At the point when Rinku got out for 11, having eaten up 11 balls, there were 43 deliveries remaining in the KKR innings. By the time Morgan fell, in the final over, he had only got to face 12 balls.

Even if he’d taken the ‘safe’ route versus the spinners, and ambled along at a run-a-ball to begin with, who do you think was likelier to make an impact on the game after being 11 off 11 with seven overs to spare?

Despite the first gaffe, KKR did get to a fighting total of 172/6 – and kept the lid on their opponents with what was a sparkless first nine overs of the chase for CSK.

CSK's Ambati Rayudu feasted on the part-time spin of Nitish Rana, who bowled despite the regular spinners having overs left in their quota. Image: Sportzpics

At 58/1, with the required run rate above 10, CSK were in a desperate search for a release, for some respite. Respite followed immediately, in the form of KKR’s top-scorer on the day, Nitish Rana.

Sunil Narine and Varun Chakravarthy had bowled four overs in tandem for just 20 runs at this stage, but KKR wanted to save their overs for the second half, coupled with a sneaky urge to get one ‘weak’ over out of the way. It couldn’t have been more ill-timed.

Faced with the comfortable off-spin coming into his body, Rayudu struck three fours in a row (against Narine, he’s only managed one boundary in 24 balls since joining CSK in 2018). 16 runs came off that 10th over, with KKR inadvertently injecting intent into the CSK chase.

The decision to still not bring Narine or Varun back till the 13th over helped further the momentum; by the time Rayudu fell to Pat Cummins in the 14th, CSK had landed the most telling blow of the match – 60 runs in a 28-ball spell to go from 58/1 in nine to 118/2 in 13.3.

55 were left to get off 38 balls, and despite three top overs from Varun, Narine, and Cummins at the death, KKR would fall short. It may have ended on the last ball, and it may have needed a stellar finish from Jadeja – but the damage was done in that middle period. Twice over.

If it does end up being the sucker punch in the gut of KKR’s IPL 2020 campaign – and it’s more than likely to, considering their net run rate of -0.467 – the narrative would tie neatly, for it has been a season of tumultuous tinkering and eccentric experimentation. That list could make for a separate piece in itself, but to give one example: KKR have fielded seven different batsmen at number four this IPL. Seven.

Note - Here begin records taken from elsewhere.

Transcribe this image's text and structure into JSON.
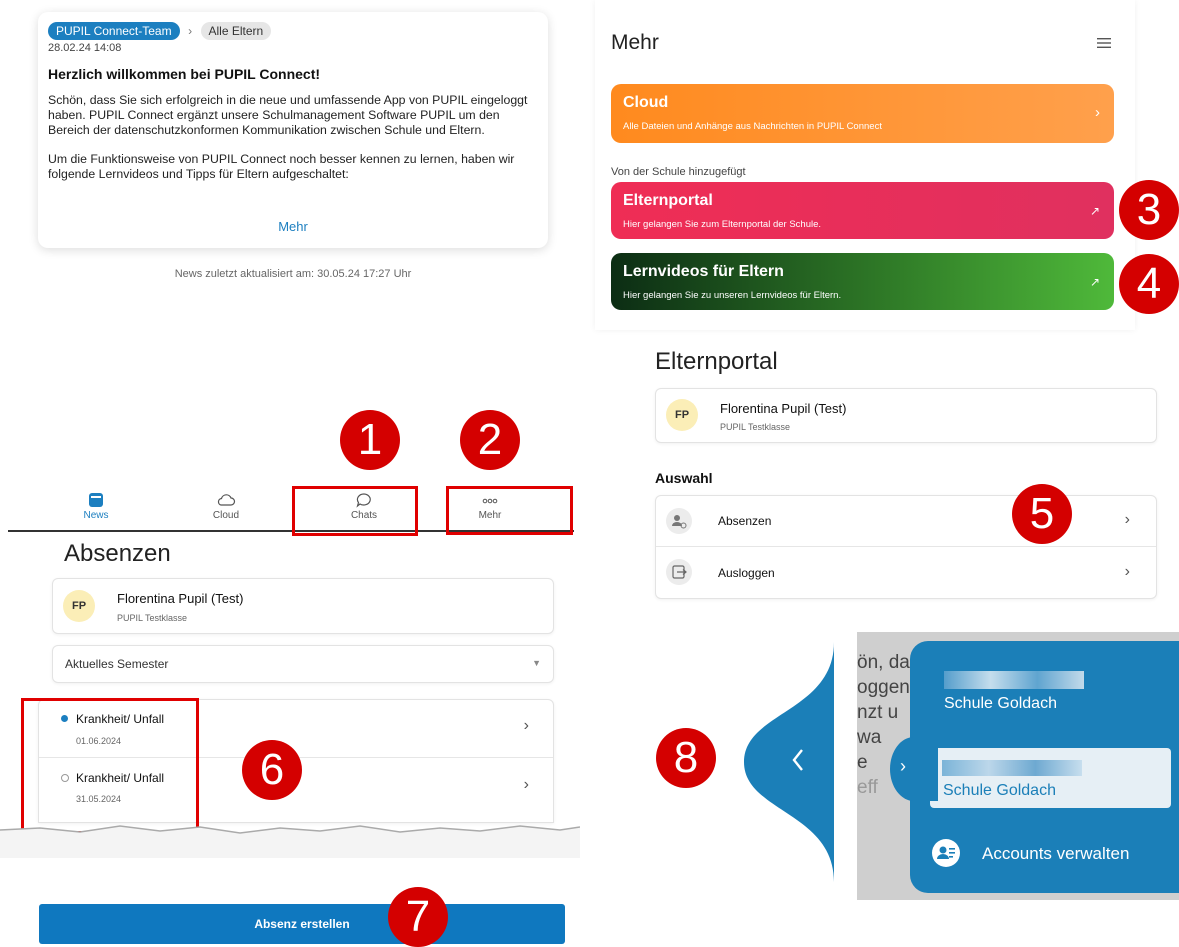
{
  "news": {
    "sender_chip": "PUPIL Connect-Team",
    "recipient_chip": "Alle Eltern",
    "date": "28.02.24 14:08",
    "title": "Herzlich willkommen bei PUPIL Connect!",
    "para1_lines": [
      "Schön, dass Sie sich erfolgreich in die neue und umfassende App von PUPIL eingeloggt",
      "haben. PUPIL Connect ergänzt unsere Schulmanagement Software PUPIL um den",
      "Bereich der datenschutzkonformen Kommunikation zwischen Schule und Eltern."
    ],
    "para2_lines": [
      "Um die Funktionsweise von PUPIL Connect noch besser kennen zu lernen, haben wir",
      "folgende Lernvideos und Tipps für Eltern aufgeschaltet:"
    ],
    "more_link": "Mehr",
    "updated": "News zuletzt aktualisiert am: 30.05.24 17:27 Uhr"
  },
  "nav": {
    "items": [
      {
        "label": "News",
        "icon": "news-icon"
      },
      {
        "label": "Cloud",
        "icon": "cloud-icon"
      },
      {
        "label": "Chats",
        "icon": "chat-bubble-icon"
      },
      {
        "label": "Mehr",
        "icon": "more-dots-icon"
      }
    ],
    "active_color": "#1c7fc0"
  },
  "badges": [
    "1",
    "2",
    "3",
    "4",
    "5",
    "6",
    "7",
    "8"
  ],
  "absenzen": {
    "title": "Absenzen",
    "student_initials": "FP",
    "student_name": "Florentina Pupil (Test)",
    "student_class": "PUPIL Testklasse",
    "semester_select": "Aktuelles Semester",
    "entries": [
      {
        "reason": "Krankheit/ Unfall",
        "date": "01.06.2024"
      },
      {
        "reason": "Krankheit/ Unfall",
        "date": "31.05.2024"
      }
    ],
    "create_button": "Absenz erstellen"
  },
  "mehr": {
    "title": "Mehr",
    "cloud_tile": {
      "title": "Cloud",
      "subtitle": "Alle Dateien und Anhänge aus Nachrichten in PUPIL Connect"
    },
    "school_section": "Von der Schule hinzugefügt",
    "elternportal_tile": {
      "title": "Elternportal",
      "subtitle": "Hier gelangen Sie zum Elternportal der Schule."
    },
    "lernvideos_tile": {
      "title": "Lernvideos für Eltern",
      "subtitle": "Hier gelangen Sie zu unseren Lernvideos für Eltern."
    }
  },
  "elternportal": {
    "title": "Elternportal",
    "student_initials": "FP",
    "student_name": "Florentina Pupil (Test)",
    "student_class": "PUPIL Testklasse",
    "selection_label": "Auswahl",
    "options": [
      "Absenzen",
      "Ausloggen"
    ]
  },
  "switcher": {
    "bg_fragments": [
      "ön, das",
      "oggen",
      "nzt u",
      "wa",
      "e",
      "eff"
    ],
    "accounts": [
      "Schule Goldach",
      "Schule Goldach"
    ],
    "manage_label": "Accounts verwalten"
  },
  "colors": {
    "brand_blue": "#1c7fc0",
    "badge_red": "#d40000",
    "cloud_orange": "#ff8a1e",
    "elternportal_red": "#e8264f",
    "lernvideos_green": "#3fae35"
  }
}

Who are you, the Indian ODI team?

Brendon McCullum, the brains-trust of this KKR setup, is one of few survivors across the entire franchise from the annus horribilis of 2009. Now there’s no way one off season, that too his first in his present capacity, should elicit a huge post-mortem; when your leadership has inspired a brand of cricket named after you, as it has with ‘Baz’, you earn the rightful time to make an impact. But from those ghosts of 2009, perhaps McCullum should have known that there is such a thing as too much experimentation.